After the president appointed Meriwether Lewis to head the expedition, he enlisted the assistance of four of the nation’s leading natural scientists, all personal friends of his who were with the American Philosophical Society in Philadelphia, to tutor Lewis in such subjects as botany, biology, medicine and celestial navigation. He implored each of them to hold the pending expedition in “strictest confidence.” Hence, the circle of those sharing the “state secret” widened accordingly.
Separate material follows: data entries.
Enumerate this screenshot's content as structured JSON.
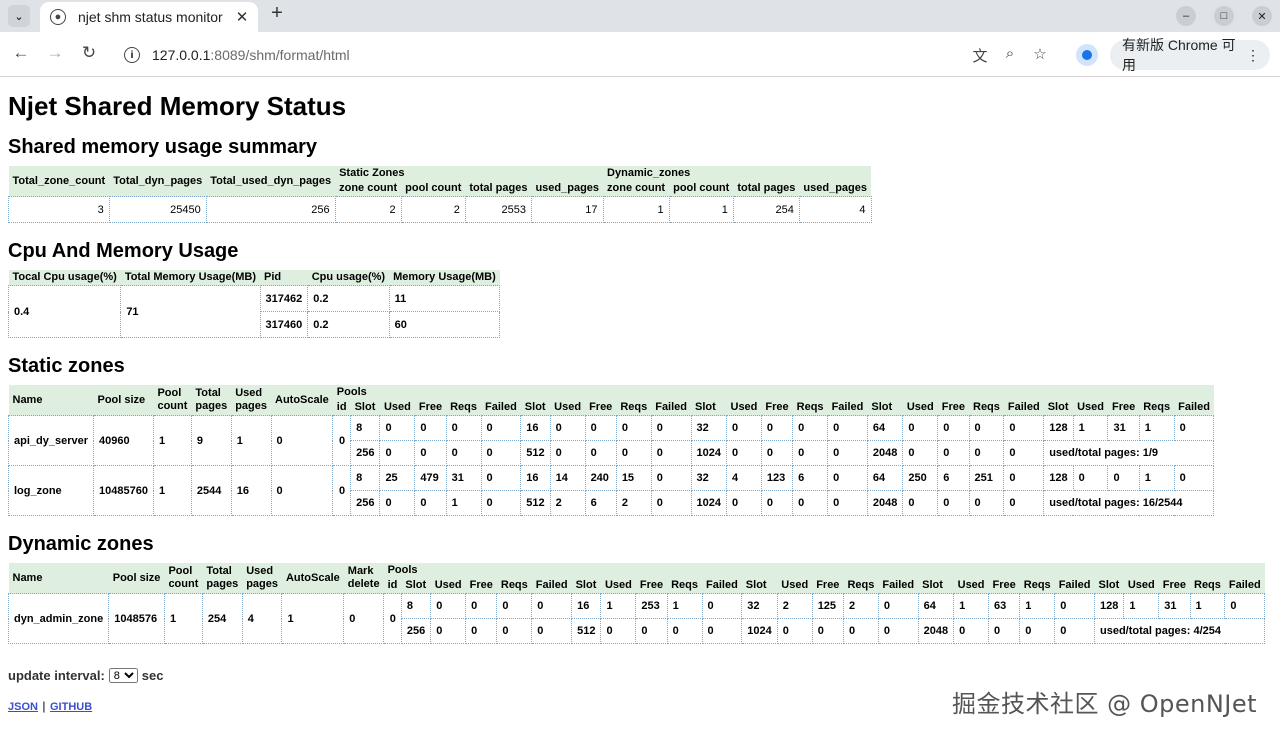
{
  "browser": {
    "tab_title": "njet shm status monitor",
    "url_host": "127.0.0.1",
    "url_rest": ":8089/shm/format/html",
    "upgrade_label": "有新版 Chrome 可用"
  },
  "page_title": "Njet Shared Memory Status",
  "summary": {
    "heading": "Shared memory usage summary",
    "h_total_zone": "Total_zone_count",
    "h_total_dyn": "Total_dyn_pages",
    "h_total_used": "Total_used_dyn_pages",
    "h_static": "Static Zones",
    "h_dynamic": "Dynamic_zones",
    "sub": [
      "zone count",
      "pool count",
      "total pages",
      "used_pages",
      "zone count",
      "pool count",
      "total pages",
      "used_pages"
    ],
    "values": [
      "3",
      "25450",
      "256",
      "2",
      "2",
      "2553",
      "17",
      "1",
      "1",
      "254",
      "4"
    ]
  },
  "cpu": {
    "heading": "Cpu And Memory Usage",
    "headers": [
      "Tocal Cpu usage(%)",
      "Total Memory Usage(MB)",
      "Pid",
      "Cpu usage(%)",
      "Memory Usage(MB)"
    ],
    "total_cpu": "0.4",
    "total_mem": "71",
    "rows": [
      [
        "317462",
        "0.2",
        "11"
      ],
      [
        "317460",
        "0.2",
        "60"
      ]
    ]
  },
  "static_zones": {
    "heading": "Static zones",
    "h_name": "Name",
    "h_pool_size": "Pool size",
    "h_pool_count": [
      "Pool",
      "count"
    ],
    "h_total_pages": [
      "Total",
      "pages"
    ],
    "h_used_pages": [
      "Used",
      "pages"
    ],
    "h_autoscale": "AutoScale",
    "h_pools": "Pools",
    "h_id": "id",
    "h_cols": [
      "Slot",
      "Used",
      "Free",
      "Reqs",
      "Failed"
    ],
    "zones": [
      {
        "name": "api_dy_server",
        "pool_size": "40960",
        "pool_count": "1",
        "total_pages": "9",
        "used_pages": "1",
        "autoscale": "0",
        "id": "0",
        "row1": [
          "8",
          "0",
          "0",
          "0",
          "0",
          "16",
          "0",
          "0",
          "0",
          "0",
          "32",
          "0",
          "0",
          "0",
          "0",
          "64",
          "0",
          "0",
          "0",
          "0",
          "128",
          "1",
          "31",
          "1",
          "0"
        ],
        "row2": [
          "256",
          "0",
          "0",
          "0",
          "0",
          "512",
          "0",
          "0",
          "0",
          "0",
          "1024",
          "0",
          "0",
          "0",
          "0",
          "2048",
          "0",
          "0",
          "0",
          "0"
        ],
        "pages": "used/total pages: 1/9"
      },
      {
        "name": "log_zone",
        "pool_size": "10485760",
        "pool_count": "1",
        "total_pages": "2544",
        "used_pages": "16",
        "autoscale": "0",
        "id": "0",
        "row1": [
          "8",
          "25",
          "479",
          "31",
          "0",
          "16",
          "14",
          "240",
          "15",
          "0",
          "32",
          "4",
          "123",
          "6",
          "0",
          "64",
          "250",
          "6",
          "251",
          "0",
          "128",
          "0",
          "0",
          "1",
          "0"
        ],
        "row2": [
          "256",
          "0",
          "0",
          "1",
          "0",
          "512",
          "2",
          "6",
          "2",
          "0",
          "1024",
          "0",
          "0",
          "0",
          "0",
          "2048",
          "0",
          "0",
          "0",
          "0"
        ],
        "pages": "used/total pages: 16/2544"
      }
    ]
  },
  "dynamic_zones": {
    "heading": "Dynamic zones",
    "h_name": "Name",
    "h_pool_size": "Pool size",
    "h_pool_count": [
      "Pool",
      "count"
    ],
    "h_total_pages": [
      "Total",
      "pages"
    ],
    "h_used_pages": [
      "Used",
      "pages"
    ],
    "h_autoscale": "AutoScale",
    "h_mark_delete": [
      "Mark",
      "delete"
    ],
    "h_pools": "Pools",
    "h_id": "id",
    "h_cols": [
      "Slot",
      "Used",
      "Free",
      "Reqs",
      "Failed"
    ],
    "zones": [
      {
        "name": "dyn_admin_zone",
        "pool_size": "1048576",
        "pool_count": "1",
        "total_pages": "254",
        "used_pages": "4",
        "autoscale": "1",
        "mark_delete": "0",
        "id": "0",
        "row1": [
          "8",
          "0",
          "0",
          "0",
          "0",
          "16",
          "1",
          "253",
          "1",
          "0",
          "32",
          "2",
          "125",
          "2",
          "0",
          "64",
          "1",
          "63",
          "1",
          "0",
          "128",
          "1",
          "31",
          "1",
          "0"
        ],
        "row2": [
          "256",
          "0",
          "0",
          "0",
          "0",
          "512",
          "0",
          "0",
          "0",
          "0",
          "1024",
          "0",
          "0",
          "0",
          "0",
          "2048",
          "0",
          "0",
          "0",
          "0"
        ],
        "pages": "used/total pages: 4/254"
      }
    ]
  },
  "footer": {
    "interval_label": "update interval:",
    "interval_value": "8",
    "interval_unit": "sec",
    "link_json": "JSON",
    "separator": "|",
    "link_github": "GITHUB"
  },
  "watermark": "掘金技术社区 @ OpenNJet"
}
Still later, Lewis and Jefferson decided it would be prudent to recruit a second commanding officer in case some mishap befell Lewis while en route. In an extraordinary letter detailing the particulars of the mission, Lewis invited his former commanding officer, William Clark of Kentucky (and the Indiana Territory), to join him on equal terms to lead the endeavor. True to form, Lewis asked Clark to hold the information conveyed to him in complete confidence. Upon his acceptance of Lewis’s invitation, Clark was commissioned to recruit some vigorous, young, unmarried men possessing hunting skills and considerable capacity for hard work to join in the enterprise. As he did so, Clark at Lewis’s suggestion initially used a cover story alleging the purpose of the expedition was to ascend the Mississippi River and locate its headwaters. That subterfuge was maintained until just before the expedition pushed off up the Missouri River from its winter quarters at Camp River Dubois on May 14, 1804.
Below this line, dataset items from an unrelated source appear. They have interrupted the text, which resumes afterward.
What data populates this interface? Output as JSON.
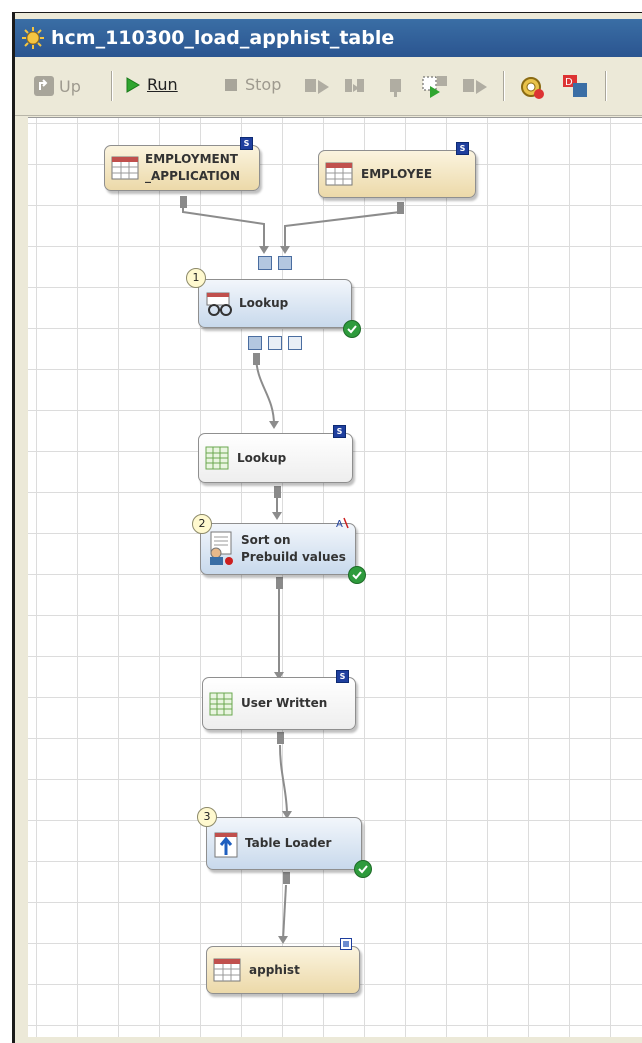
{
  "window": {
    "title": "hcm_110300_load_apphist_table"
  },
  "toolbar": {
    "up_label": "Up",
    "run_label": "Run",
    "stop_label": "Stop"
  },
  "nodes": {
    "employment_application": {
      "label_line1": "EMPLOYMENT",
      "label_line2": "_APPLICATION",
      "badge": "S"
    },
    "employee": {
      "label": "EMPLOYEE",
      "badge": "S"
    },
    "lookup_transform": {
      "label": "Lookup",
      "step": "1"
    },
    "lookup_table": {
      "label": "Lookup",
      "badge": "S"
    },
    "sort": {
      "label_line1": "Sort on",
      "label_line2": "Prebuild values",
      "step": "2"
    },
    "user_written": {
      "label": "User Written",
      "badge": "S"
    },
    "table_loader": {
      "label": "Table Loader",
      "step": "3"
    },
    "apphist": {
      "label": "apphist"
    }
  },
  "colors": {
    "title_bar": "#2b5590",
    "table_node": "#ecd9a9",
    "transform_node": "#c8d9ec",
    "status_ok": "#2e9b3c",
    "badge": "#1f3f9e"
  }
}
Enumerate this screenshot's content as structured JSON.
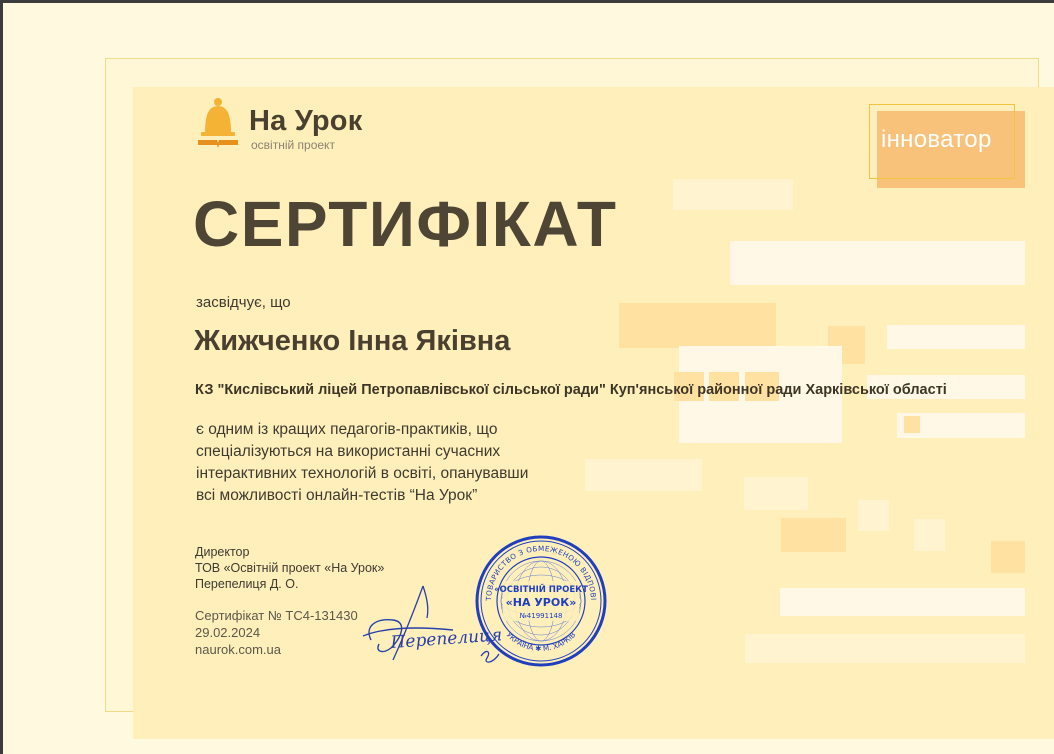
{
  "logo": {
    "title": "На Урок",
    "subtitle": "освітній проект",
    "icon": "bell-book-icon"
  },
  "badge": {
    "label": "інноватор"
  },
  "certificate": {
    "title": "СЕРТИФІКАТ",
    "certifies": "засвідчує, що",
    "recipient": "Жижченко Інна Яківна",
    "organization": "КЗ \"Кислівський ліцей Петропавлівської сільської ради\" Куп'янської районної ради Харківської області",
    "description_lines": [
      "є одним із кращих педагогів-практиків, що",
      "спеціалізуються на використанні сучасних",
      "інтерактивних технологій в освіті, опанувавши",
      "всі можливості онлайн-тестів “На Урок”"
    ]
  },
  "signer": {
    "role": "Директор",
    "company": "ТОВ  «Освітній проект «На Урок»",
    "name": "Перепелиця Д. О."
  },
  "meta": {
    "cert_number": "Сертифікат № ТС4-131430",
    "date": "29.02.2024",
    "website": "naurok.com.ua"
  },
  "stamp": {
    "center_line1": "«ОСВІТНІЙ ПРОЕКТ",
    "center_line2": "«НА УРОК»",
    "code": "№41991148",
    "ring_text": "ТОВАРИСТВО З ОБМЕЖЕНОЮ ВІДПОВІДАЛЬНІСТЮ",
    "bottom_text": "УКРАЇНА ✱ М. ХАРКІВ"
  },
  "signature_text": "Перепелиця",
  "colors": {
    "background": "#fff9e0",
    "panel": "#fff0bb",
    "accent": "#f5b335",
    "text_dark": "#4a4030",
    "stamp_blue": "#1f3fbf"
  }
}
Clearly, Meriwether Lewis’s “hush-hush” mission was an open secret long before members of the expedition set foot in Spain’s former Louisiana Territory.

Dr. H. Carl Camp
VIP


Sources:

Stephen E. Ambrose, Undaunted Courage: Meriwether Lewis, Thomas Jefferson, and the Opening of the West (New York: Simon & Schuster, 1996), pp. 77-100.

Donald Jackson, ed., Letters of the Lewis and Clark Expedition, with Related Documents, 1783-1854 (Urbana: University of Illinois Press, 1978), vol. 1, various letters and documents, pp. 2-41.